Coastal Texas City Installs Wireless Video Surveillance System

The city of Freeport, Texas has selected ADT Security Services to provide and install the first phase of a wireless video surveillance system to help reduce crime in a public housing project and a marina. Later planned phases of the system will help protect critical infrastructure in one of the nation’s largest ports and home to the fourth largest oil reserve and 29 chemical companies.

The project’s first phase, expected to take two months to complete, will include a wireless mesh network to transmit video from IP-based cameras located throughout the city to be recorded in city hall and monitored 24/7 in the nearby Freeport Police Department headquarters.

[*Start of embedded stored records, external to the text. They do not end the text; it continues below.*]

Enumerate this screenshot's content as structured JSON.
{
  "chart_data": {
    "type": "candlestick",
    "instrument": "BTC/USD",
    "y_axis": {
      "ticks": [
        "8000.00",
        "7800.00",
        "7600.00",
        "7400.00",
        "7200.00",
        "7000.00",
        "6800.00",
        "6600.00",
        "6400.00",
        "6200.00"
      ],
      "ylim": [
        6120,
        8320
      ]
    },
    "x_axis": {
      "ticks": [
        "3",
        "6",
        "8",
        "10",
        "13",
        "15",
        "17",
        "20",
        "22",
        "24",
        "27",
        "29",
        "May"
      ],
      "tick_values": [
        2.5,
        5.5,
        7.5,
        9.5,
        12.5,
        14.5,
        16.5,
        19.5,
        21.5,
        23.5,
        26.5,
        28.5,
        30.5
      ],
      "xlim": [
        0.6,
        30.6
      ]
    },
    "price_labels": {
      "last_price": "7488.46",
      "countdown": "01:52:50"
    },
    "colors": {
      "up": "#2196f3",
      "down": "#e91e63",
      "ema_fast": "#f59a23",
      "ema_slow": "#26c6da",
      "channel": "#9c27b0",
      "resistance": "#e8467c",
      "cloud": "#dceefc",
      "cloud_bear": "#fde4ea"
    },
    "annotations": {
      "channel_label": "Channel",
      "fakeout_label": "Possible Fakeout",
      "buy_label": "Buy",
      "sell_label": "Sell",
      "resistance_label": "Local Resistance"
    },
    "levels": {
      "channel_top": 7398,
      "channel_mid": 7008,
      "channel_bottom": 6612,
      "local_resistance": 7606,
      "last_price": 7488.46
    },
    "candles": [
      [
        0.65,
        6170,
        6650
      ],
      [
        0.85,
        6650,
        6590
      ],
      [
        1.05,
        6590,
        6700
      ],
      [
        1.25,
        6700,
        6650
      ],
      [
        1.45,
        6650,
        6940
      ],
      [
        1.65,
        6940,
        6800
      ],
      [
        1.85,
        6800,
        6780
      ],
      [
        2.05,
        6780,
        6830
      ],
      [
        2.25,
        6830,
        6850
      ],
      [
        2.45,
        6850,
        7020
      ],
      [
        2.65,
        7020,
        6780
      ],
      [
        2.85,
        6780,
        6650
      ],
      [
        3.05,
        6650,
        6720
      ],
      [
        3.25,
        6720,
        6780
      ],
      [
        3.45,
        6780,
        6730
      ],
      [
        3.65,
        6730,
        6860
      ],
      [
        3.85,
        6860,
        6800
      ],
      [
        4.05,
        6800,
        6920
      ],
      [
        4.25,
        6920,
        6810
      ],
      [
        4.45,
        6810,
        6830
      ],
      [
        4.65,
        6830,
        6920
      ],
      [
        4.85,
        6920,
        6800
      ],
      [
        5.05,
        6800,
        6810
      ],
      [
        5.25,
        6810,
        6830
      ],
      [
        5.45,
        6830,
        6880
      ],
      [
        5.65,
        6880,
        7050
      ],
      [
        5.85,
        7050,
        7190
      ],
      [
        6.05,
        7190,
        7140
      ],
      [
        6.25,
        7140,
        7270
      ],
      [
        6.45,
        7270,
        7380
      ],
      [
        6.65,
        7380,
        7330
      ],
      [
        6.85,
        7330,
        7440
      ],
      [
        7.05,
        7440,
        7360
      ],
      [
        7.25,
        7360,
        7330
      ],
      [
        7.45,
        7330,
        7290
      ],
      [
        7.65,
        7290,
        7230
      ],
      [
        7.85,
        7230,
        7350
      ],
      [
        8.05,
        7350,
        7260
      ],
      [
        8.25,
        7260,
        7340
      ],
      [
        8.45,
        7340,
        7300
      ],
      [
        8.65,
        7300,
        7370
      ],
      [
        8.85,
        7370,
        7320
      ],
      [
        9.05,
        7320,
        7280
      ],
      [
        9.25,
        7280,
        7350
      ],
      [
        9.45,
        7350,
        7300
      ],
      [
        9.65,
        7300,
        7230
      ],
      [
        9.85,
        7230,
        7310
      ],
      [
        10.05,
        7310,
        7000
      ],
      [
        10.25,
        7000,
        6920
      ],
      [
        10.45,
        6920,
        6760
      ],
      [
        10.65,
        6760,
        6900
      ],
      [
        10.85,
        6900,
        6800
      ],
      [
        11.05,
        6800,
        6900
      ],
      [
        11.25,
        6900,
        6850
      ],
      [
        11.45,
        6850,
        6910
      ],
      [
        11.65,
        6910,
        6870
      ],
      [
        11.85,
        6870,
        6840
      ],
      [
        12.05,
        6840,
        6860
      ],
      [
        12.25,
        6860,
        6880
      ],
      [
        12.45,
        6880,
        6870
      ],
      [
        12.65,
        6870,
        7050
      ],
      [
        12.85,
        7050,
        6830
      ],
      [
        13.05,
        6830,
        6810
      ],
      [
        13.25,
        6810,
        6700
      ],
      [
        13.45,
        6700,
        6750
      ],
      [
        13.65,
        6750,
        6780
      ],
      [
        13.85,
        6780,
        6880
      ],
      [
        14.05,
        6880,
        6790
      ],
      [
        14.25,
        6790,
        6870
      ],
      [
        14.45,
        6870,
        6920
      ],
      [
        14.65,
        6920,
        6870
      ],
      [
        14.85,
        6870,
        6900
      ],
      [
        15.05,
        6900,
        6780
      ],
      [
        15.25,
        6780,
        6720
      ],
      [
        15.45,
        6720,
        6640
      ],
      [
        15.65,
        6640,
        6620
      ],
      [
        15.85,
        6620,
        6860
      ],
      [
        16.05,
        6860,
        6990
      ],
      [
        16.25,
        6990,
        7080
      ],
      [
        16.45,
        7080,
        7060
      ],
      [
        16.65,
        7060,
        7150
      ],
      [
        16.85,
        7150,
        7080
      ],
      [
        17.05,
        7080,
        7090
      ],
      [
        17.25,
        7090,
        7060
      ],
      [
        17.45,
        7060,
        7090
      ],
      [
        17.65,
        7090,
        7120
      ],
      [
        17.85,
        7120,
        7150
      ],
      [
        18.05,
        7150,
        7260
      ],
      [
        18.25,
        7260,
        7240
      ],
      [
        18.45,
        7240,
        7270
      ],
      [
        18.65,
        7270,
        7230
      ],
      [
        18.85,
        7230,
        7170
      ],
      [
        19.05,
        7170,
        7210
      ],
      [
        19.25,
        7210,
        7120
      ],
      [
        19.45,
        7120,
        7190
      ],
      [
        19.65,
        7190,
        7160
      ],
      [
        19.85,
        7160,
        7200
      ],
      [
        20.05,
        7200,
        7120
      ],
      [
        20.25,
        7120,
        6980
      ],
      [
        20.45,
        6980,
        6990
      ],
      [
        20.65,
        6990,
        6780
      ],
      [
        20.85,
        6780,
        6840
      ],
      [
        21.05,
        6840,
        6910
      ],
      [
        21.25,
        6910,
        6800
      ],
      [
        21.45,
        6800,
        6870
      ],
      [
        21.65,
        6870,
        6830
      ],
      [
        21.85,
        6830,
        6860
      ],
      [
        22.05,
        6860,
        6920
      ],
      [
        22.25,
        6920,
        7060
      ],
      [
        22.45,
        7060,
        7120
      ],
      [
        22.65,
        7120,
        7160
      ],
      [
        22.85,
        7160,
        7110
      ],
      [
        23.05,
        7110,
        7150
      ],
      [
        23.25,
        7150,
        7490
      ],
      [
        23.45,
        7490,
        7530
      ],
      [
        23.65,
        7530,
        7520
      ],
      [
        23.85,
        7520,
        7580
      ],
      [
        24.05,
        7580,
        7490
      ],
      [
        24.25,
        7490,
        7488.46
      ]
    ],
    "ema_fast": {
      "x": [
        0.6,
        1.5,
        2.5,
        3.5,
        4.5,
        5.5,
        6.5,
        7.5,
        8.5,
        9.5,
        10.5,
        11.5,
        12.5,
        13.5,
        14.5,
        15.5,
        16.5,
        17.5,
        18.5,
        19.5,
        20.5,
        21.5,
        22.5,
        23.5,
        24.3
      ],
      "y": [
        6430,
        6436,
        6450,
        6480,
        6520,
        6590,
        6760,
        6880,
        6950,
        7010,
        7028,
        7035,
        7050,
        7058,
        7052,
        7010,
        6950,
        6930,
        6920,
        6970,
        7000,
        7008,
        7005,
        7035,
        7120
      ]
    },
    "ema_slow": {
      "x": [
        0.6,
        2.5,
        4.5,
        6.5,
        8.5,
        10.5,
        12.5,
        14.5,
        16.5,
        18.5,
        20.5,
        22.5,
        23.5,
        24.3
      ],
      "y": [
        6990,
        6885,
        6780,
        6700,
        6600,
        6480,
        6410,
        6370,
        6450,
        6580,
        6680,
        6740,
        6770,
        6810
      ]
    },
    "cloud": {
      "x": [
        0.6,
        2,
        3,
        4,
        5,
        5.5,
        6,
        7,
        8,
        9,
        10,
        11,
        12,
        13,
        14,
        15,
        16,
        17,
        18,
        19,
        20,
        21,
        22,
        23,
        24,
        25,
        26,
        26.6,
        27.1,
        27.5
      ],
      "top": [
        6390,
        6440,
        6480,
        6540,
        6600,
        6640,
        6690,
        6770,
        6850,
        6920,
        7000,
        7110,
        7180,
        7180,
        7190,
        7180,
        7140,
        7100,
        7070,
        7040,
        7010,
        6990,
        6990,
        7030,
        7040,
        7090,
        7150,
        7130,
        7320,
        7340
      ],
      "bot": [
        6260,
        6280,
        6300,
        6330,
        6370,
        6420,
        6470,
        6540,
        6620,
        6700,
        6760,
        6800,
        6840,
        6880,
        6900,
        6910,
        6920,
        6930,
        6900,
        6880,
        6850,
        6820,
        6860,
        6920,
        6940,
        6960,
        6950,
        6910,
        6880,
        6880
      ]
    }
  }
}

The first cameras will monitor a large housing project, where drug trafficking, vandalism and illegal dumping have been a concern. The system also will monitor Freeport’s public marina, providing boat owners with the capability to log onto an Internet site to check the security of their boats. An access control system will be installed to limit entry to the docks.

The second phase of the project will add cameras to monitor three bridges that provide the only vehicular access to the city located between the Gulf of Mexico and an intracoastal waterway. At that time, major chemical companies are also expected to link their surveillance cameras to provide a system capable of monitoring a larger area.

Later phases will expand the system to cover a sports complex, area high schools and the downtown shopping district. The entire multimillion dollar project is expected to be completed in 2012.

Ty Morrow, chief of Freeport’s police, said the video surveillance system will help his department focus on high-crime locations and protect critical infrastructure that could be targeted by terrorists.

“Freeport is basically an island that is home to assets of critical importance to the nation’s economy,” he said. “This wireless video surveillance system will help us do our job of providing public safety by adding extra ‘eyes’ in the field.”

Sam Sutherland, ADT’s regional account manager, state and local government, praised the city for its innovative arrangement to pay for the security upgrade. Funding for the system will come from federal grants, the Freeport Economic Development Corp., Port Freeport, the local port authority, and the city’s major petrochemical companies.

“This is a situation where the politicians, the downtown business owners and the area’s chemical companies are all pulling together for the benefit of the entire city,” he said.